Il live continua sulle note di Rosso e È non è, per poi raggiungere note delicatissime con Ecco e Le chiavi di casa, dedicate a due persone e due momenti importantissimi della sua vita privata, la morte della prima figlia e la nascita del secondo. Ancora una volta una gioia che nasce dopo un dolore senza attenuanti, una luce che squarcia il buio della perdita, una risata che riporta vita tra le lacrime di ricordi mai scalfiti.

Sempre al pianoforte Fabi regala Una mano sugli occhi, l’intensità di ogni fibra di questa canzone basta a se stessa. Incanto e meraviglia precedono la standing ovation del pubblico commosso. Con Il negozio di antiquariato, Una buona idea, Costruire e Vento d’estate la platea si riscalda e fa da coro a un’esibizione che non perde mai di vista la dolcezza del suo racconto.

perché l’argento sai si beve

ma l’oro si aspetta

Dopo Offeso e Lasciarsi un giorno a Roma, il concerto sta per volgere al suo epilogo con l’ennesimo salto temporale, questa volta nel presente di Facciamo finta. Prima dell’esecuzione di Mela con Bianco, Fabi presenta il cantautore conosciuto per caso durante un concerto, sottolineando quanto sia importante l’empatia, il confronto e la collaborazione tra artisti.

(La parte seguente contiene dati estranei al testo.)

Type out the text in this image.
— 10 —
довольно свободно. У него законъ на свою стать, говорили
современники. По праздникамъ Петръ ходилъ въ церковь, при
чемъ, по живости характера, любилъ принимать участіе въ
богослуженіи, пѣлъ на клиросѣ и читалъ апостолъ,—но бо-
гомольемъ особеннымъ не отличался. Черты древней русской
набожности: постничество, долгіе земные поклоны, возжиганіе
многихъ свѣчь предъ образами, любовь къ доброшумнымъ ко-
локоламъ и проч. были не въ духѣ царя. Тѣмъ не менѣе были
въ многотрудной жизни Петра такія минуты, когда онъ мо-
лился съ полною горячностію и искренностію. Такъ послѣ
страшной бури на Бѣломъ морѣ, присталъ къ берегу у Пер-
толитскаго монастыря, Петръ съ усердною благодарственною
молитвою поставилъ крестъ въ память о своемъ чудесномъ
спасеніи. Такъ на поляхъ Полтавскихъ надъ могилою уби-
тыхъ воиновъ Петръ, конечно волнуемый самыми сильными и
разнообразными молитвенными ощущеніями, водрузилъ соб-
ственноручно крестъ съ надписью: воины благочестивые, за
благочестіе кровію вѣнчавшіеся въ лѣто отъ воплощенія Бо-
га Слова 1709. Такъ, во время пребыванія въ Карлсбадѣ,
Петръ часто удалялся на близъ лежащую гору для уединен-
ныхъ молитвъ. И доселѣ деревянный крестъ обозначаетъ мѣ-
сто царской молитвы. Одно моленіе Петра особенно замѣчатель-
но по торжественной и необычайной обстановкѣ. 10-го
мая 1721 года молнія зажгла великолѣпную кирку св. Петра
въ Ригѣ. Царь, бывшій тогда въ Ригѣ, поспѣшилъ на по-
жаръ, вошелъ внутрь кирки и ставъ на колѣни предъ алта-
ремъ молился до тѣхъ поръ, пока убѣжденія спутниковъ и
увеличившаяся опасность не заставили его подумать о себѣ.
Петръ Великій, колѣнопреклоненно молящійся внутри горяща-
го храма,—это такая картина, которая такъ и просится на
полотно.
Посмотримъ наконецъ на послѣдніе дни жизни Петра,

Con Capelli e Lontano da me si è davvero giunti alla conclusione, per un finale che ci vuole distanti da noi stessi solo per poter ridimensionare le proprie paure e ripartire con nuove consapevolezze e rinnovata forza. La stessa carica emotiva che Niccolò trasmette incondizionatamente da venti anni attraverso l’intensità e la rarità delle sue parole. Un concerto dal perfetto alternarsi di sfumature, un tesoro alla fine all’arcobaleno che riporta il sereno nei cuori.

Grazie Niccolò.

 

Dedico questo articolo, scritto con la fatica del dolore ancora vivo, a mia nonna, venuta a mancare improvvisamente a poche ore dal concerto.